É o que está acontecendo pela segunda vez  com Marco Aurelio Mello, jornalista premiado, com décadas de carreira na televisão brasileira.

O blogueiro DoLaDoDeLá, Marco Aurelio Mello, ao deixar de blogar, deixa de ser uma voz dissonante num país onde menos de uma dezena de famílias decidem o que devemos saber, como devemos saber, quando devemos saber e se devemos saber.

Hoje pela manhã ele manda-me o mail desesperador que reproduzo abaixo.
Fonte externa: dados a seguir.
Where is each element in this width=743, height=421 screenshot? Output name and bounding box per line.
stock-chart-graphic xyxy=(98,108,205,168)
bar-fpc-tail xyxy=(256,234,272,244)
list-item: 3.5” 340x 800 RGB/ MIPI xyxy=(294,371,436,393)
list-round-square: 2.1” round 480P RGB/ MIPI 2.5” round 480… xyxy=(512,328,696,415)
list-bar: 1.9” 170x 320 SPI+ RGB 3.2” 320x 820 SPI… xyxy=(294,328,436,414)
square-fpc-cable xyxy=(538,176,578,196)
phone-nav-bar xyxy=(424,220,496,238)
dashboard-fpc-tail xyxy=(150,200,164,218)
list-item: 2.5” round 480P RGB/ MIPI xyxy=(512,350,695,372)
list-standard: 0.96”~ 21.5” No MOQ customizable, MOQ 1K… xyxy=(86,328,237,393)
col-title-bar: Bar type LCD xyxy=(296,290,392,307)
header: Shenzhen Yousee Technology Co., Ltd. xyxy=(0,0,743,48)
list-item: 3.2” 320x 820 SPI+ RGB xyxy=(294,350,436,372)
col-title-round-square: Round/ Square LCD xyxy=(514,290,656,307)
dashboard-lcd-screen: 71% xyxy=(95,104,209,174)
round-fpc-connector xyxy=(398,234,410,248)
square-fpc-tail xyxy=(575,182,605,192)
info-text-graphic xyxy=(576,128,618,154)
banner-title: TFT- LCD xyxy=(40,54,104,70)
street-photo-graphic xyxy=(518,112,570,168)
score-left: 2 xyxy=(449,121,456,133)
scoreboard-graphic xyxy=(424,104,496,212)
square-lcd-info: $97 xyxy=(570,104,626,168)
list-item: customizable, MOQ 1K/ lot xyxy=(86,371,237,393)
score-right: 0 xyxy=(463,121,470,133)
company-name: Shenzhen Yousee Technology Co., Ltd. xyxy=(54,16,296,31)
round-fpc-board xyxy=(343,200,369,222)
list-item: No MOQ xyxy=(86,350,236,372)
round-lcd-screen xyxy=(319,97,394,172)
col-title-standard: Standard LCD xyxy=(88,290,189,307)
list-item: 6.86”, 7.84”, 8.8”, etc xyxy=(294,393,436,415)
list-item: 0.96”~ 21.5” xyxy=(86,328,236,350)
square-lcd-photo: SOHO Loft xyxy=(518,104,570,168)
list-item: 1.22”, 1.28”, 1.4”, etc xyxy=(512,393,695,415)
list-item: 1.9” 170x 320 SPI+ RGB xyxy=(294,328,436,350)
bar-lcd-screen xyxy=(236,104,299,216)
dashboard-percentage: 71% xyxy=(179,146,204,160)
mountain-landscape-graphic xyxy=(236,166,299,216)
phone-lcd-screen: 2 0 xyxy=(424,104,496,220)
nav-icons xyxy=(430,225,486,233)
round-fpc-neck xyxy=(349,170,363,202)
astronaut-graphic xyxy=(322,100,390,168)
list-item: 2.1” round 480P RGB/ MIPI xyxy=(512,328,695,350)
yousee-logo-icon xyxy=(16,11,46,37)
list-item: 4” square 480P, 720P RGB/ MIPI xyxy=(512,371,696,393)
A situação kafkaniana que se encontra nos faz pensar o quão distante estamos da liberdade de expressão e da democratização das comunicações no Brasil.
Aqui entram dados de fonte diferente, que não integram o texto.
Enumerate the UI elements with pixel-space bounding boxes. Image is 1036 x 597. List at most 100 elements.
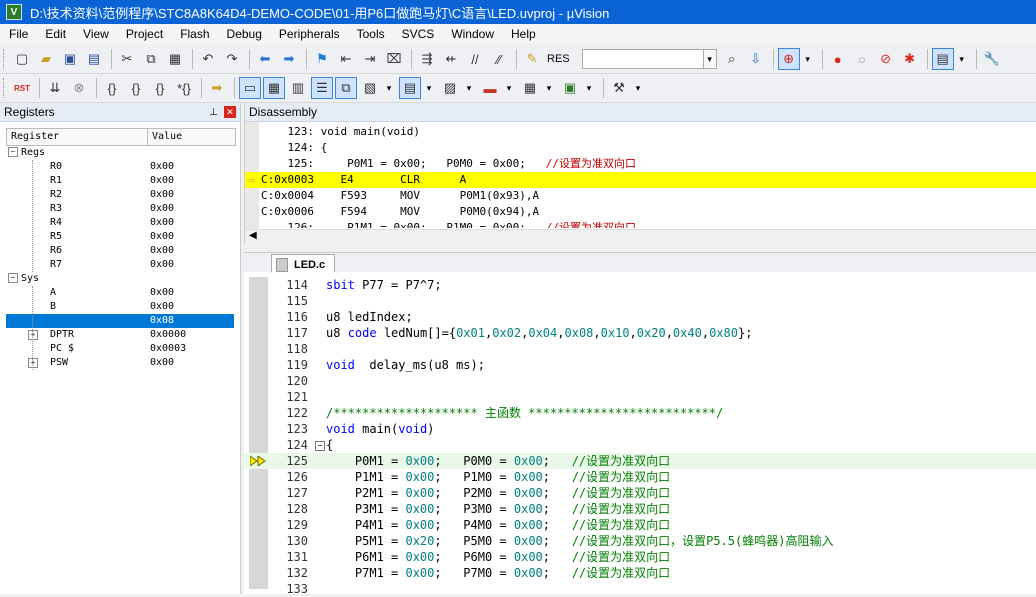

Já que o Congresso omisso e acovardado não regulamenta os artigos constitucionais relacionados à comunicação (ao contrário, há partido que quer acabar com a única vitória popular relativa à comunicação na Constituição de 1988 que é a classificação indicativa, como o PTB que entrou com uma ação de inconstitucionalidade contra esse direito de proteger nossas crianças de programas inadequados), já que os governos (em todas as instâncias) igualmente covardes alimentam com gorda publicidade este monopólio midiático, que a blogosfera brasileira e seus leitores sejam solidários ao Marco e não permitam que mais uma vez os barões da velha mídia calem mais uma voz.

Contribuam, divulguem, compartilhem.

Cara Maria Frô,

Faço um apelo por sua preciosa ajuda.

beijos,

Marco.

__________________________

Parece até que eu estava adivinhando.

Mal encerrei as atividades no blog na semana passada, e acabo de receber, na última terça-feira, mais uma ação judicial de Ali Kamel pedindo nova indenização.
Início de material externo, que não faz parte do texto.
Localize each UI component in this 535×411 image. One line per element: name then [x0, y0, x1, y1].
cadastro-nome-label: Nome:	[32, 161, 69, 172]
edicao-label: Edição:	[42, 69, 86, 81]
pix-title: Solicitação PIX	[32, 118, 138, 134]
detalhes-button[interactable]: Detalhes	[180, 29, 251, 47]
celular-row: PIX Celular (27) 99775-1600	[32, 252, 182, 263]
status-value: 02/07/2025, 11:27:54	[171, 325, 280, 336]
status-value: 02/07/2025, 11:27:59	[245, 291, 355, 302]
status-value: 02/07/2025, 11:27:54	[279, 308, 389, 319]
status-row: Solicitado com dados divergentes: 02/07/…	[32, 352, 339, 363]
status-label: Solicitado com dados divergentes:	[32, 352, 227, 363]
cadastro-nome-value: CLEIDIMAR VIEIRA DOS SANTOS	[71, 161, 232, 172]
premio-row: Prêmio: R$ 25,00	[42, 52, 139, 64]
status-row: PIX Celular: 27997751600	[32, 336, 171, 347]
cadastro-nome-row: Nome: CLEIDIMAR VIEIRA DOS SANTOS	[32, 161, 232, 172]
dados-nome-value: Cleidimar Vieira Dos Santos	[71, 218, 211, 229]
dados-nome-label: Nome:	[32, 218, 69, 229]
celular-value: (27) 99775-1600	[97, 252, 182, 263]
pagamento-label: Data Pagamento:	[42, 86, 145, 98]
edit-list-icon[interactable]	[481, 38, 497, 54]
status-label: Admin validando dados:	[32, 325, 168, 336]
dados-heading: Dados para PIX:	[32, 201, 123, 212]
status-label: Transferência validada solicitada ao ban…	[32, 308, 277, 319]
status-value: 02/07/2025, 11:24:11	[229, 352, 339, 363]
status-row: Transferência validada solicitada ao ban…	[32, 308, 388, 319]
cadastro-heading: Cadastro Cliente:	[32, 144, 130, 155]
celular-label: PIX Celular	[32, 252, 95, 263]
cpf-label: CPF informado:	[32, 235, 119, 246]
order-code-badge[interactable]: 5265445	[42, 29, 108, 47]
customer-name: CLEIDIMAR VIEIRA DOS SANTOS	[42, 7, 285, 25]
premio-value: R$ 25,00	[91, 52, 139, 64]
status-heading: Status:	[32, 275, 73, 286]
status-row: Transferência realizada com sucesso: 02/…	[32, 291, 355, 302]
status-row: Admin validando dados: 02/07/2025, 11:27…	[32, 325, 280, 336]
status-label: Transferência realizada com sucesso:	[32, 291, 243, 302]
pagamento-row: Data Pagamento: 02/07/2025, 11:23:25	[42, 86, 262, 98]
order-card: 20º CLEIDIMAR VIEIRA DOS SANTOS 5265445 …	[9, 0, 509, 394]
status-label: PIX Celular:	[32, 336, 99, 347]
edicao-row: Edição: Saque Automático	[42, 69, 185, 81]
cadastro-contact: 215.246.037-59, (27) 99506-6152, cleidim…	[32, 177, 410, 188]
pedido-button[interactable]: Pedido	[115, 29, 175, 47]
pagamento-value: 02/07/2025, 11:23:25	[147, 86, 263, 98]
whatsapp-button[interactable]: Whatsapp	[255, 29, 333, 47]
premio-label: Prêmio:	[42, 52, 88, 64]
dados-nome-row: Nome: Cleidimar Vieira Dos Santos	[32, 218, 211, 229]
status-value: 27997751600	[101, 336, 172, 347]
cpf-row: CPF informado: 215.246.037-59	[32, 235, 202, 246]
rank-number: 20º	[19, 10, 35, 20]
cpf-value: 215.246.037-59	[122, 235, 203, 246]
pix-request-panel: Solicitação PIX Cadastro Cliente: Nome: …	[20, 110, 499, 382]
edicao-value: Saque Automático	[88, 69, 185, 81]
Curiosamente, a ação vem logo após um momento de consagração profissional. No fim do ano passado recebi, ao lado do jornalista Gustavo Costa, um dos mais importantes prêmios de jornalismo do país, o Prêmio Petrobras.

Escolhemos um assunto árido, pouco retratado na grande imprensa: os refugiados.

Não tenho culpa de ter escolhido ser jornalista, enquanto Ali preferiu trilhar a carreira de chefe.

Cada um tem o talento que Deus deu.

No entanto, fico chateado, porque em março faz sete anos que sai da TV Globo e até hoje tenho que responder por insinuações caluniosas que não fazem parte da minha personalidade, nem do meu caráter. Aliás, todos que já trabalharam diretamente comigo podem atestar o quanto priorizo a relação, em detrimento muitas vezes de exigências descabidas impostas por chefes.

Na verdade, o que parece, ao me processar de novo, é que Ali quer me sufocar financeiramente. Na primeira ação que moveu contra mim, cuja sentença em primeira instância foi dada em março do ano passado, fui condenado a pagar R$ 15 mil reais de indenização. Apesar de ter gente cantando vitória antes da hora, recorremos e é fato que esta ação só pode ser considerada ganha depois que o Tribunal de Justiça do Rio de Janeiro apreciar a apelação. E mais: enquanto houver recurso, recorreremos.

Na nova ação (processo número 0285512-08.2013.8.19.0001, da 47ª Vara Cível do Rio de Janeiro), ele agora se diz atingido por um desabafo que escrevi em julho do ano passado (http://maureliomello.blogspot.com.br/2013/07/um-desabafo.html). Dentre outras peripécias, ele afirma que nos seis anos que fui subordinado a ele nunca critiquei o jornalismo da Globo. Mentira. Todas as críticas que fiz, e não foram poucas, fiz internamente. Diz, também, que o acusei, basicamente, de ser um mau profissional, por ter desqualificado o modo de fazer jornalismo da emissora. Reafirmo e provarei isto na ação judicial.

Só há um problema: desta vez, não tenho como me defender. Vivo do meu salário da TV Record e, ao contrário do que Ali insinua na ação, não misturo as coisas. Por isso, não acho justo pedir a eles que me defendam.

Por isso, a única coisa que me resta fazer é um apelo aos frequentadores do blog e aos seguidores do Facebook e do Twitter. Quem sabe se contribuindo com uma quantia qualquer, mesmo que sejam poucos reais, não consigo juntar o bastante pagar as despesas. Como você bem sabe, Ali, movimentar os martelos dos tribunais custa caro, muito caro. Só para me defender de você na primeira ação já gastei o equivalente a um automóvel zero quilômetro. E o “taxímetro” continua correndo.

Espero que, desta vez, já que é mais do mesmo, não tenha custos tão altos.

Para os que quiserem me ajudar, aí vão os dados:

MARCO AURELIO C DE MELLO

BRADESCO

agência: 1363-3

conta corrente 0120558-7

CPF 07529840800

Faço uma última observação. Os valores apurados serão gastos exclusivamente com as custas dos processos em curso, todos os dados serão apresentados e, se necessário, auditados. Também faço questão de recolher todos os impostos devidos, sem sonegação, porque acredito que só assim construiremos um país melhor, mais justo e menos desigual.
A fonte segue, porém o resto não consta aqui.